А мальчик-математик ему высокомерно и снисходительно:
— Почему Вы, однако, решили, что они хлынут к началу приема? Почему бы им не хлынуть в конце или в середине? Кому это известно, кто, когда и куда хлынет? Но, допустим, хлынули с утра, на другой день уже будут знать: с утра толчея. Кто-то придет позже, другой еще позже. Третий в этот день перепьет и вообще не явится, а четвертый выиграет по денежно-вещевой, следующему изменит жена, и он поэтому задержится. И будет много всяких причин и обстоятельств, и эти случайности как раз и распределят публику во времени. Еще и фактор врача: одного больного он примет за 3 минуты, а на другого целый час уйдет. Врач, больные — это очень сложная система. Математически доказано: чем сложнее система, тем меньше она может быть предопределена, тем больший допуск свободы. Но вы упорно пишете время приема в талончиках, и получается — либо врач без дела сидит, либо страшная толчея. Плюют больные на эту систему, ломают ее, приходят по мере обстоятельств, и получается лучше. А Вы — системник по натуре, Вам бы все детерминировать, все бы в схему загнать. И схемы-то Вы создаете великолепные или даже гениальные, по крайней мере, внешне. Однако же и они не пойдут. Изучайте теорию игр! Кстати, приходилось ли Вам, уважаемый Ройтер, создавать детерминированные схемы не на бумаге, а в жизни?
— Приходилось.
— И рушились они?
— Рушились, — говорит Ройтер честно.
Ах, Железный, ах, беспощадный этот человек. Рушится, падает его здание, его Схема. Но сам он не шелохнется.
Сюжет № 3.
Артисты театра имени Горького в больнице.
Новый главный врач — мой друг. Очень талантливый человек, хирург божьей милостью и ученый. Набит идеями, тонкий изворотливый либерал. К тому же работоман. Много лет не был в отпуске, семьи нет. В субботу и воскресенье — на работе. Без работы цепенеет, умирает, как рыба без воды, буквально жабрами дергается — задыхается. А схватится за работу — кислород по жилам — оперился, приободрился, настроение отличное. И ничто и никто его не сломит уже. Куда кинет взгляд — там и розы цветут.
Вот этого человека заметили наверху, вырвали его с корнем, вернее, с креслом, из родного онкологического института и поставили во главе огромной больницы. В центр распада.

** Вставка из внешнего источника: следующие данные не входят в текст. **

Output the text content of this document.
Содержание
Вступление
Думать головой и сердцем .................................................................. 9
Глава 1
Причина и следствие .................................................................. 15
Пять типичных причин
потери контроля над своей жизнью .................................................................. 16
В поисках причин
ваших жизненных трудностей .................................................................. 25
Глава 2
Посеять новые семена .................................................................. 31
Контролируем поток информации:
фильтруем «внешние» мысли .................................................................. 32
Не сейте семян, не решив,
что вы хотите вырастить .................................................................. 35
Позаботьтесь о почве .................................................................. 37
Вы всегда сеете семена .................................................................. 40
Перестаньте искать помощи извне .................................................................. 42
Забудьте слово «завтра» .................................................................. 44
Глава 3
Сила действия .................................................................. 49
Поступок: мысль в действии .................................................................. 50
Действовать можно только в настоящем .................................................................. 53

Ну ладно. Допустим, хозяйство он поправит. Но люди, люди больничные: анонимщики, доносчики, правдоискатели. А ведь он мягкий человек. Ломать хребты не умеет. В кабинет, между тем, вваливается пенсионер — председатель МК и с порога уже кричит, что любит правду-матку и всегда будет ее резать в глаза, и по лацкану пиджака уже себя колотит. Правдоматочник… А следом за ним гуськом, косяком и другие пошли, такие же. И плеснули они тут разное из подкорок своих. А еще потом молодой человек спортивного вида (ученый, по-английски читает, модели строит, ЭВМ использует). Только сейчас его совсем другое занимает. Он выявил фальсифицированную электрокардиограмму (так ему, по крайней мере, кажется), и вот он очень просит засадить в тюрьму свою коллегу. Вообще тюремных исков и разговоров очень много. Требуют посадить зав. рентгенологическим отделением за нарушение финансовой дисциплины, или вот зав. отделением пластической хирургии: у нее кольца золотые, голос нахальный, и вообще она чуждая. Еще тут есть клинические алкоголики и морфинисты, но этих немного, они как нацменьшинства — вкраплены в общую массу. А масса бродит и бредит — ищет истину в рабочее время. Заостряет вопросы, находит виновных. Они смело вскрывают, взрывают, рвут, врут. Конечно, друг другу хамят, конечно, подсиживают. А работать когда? Один против всех, все против одного. Такая публика.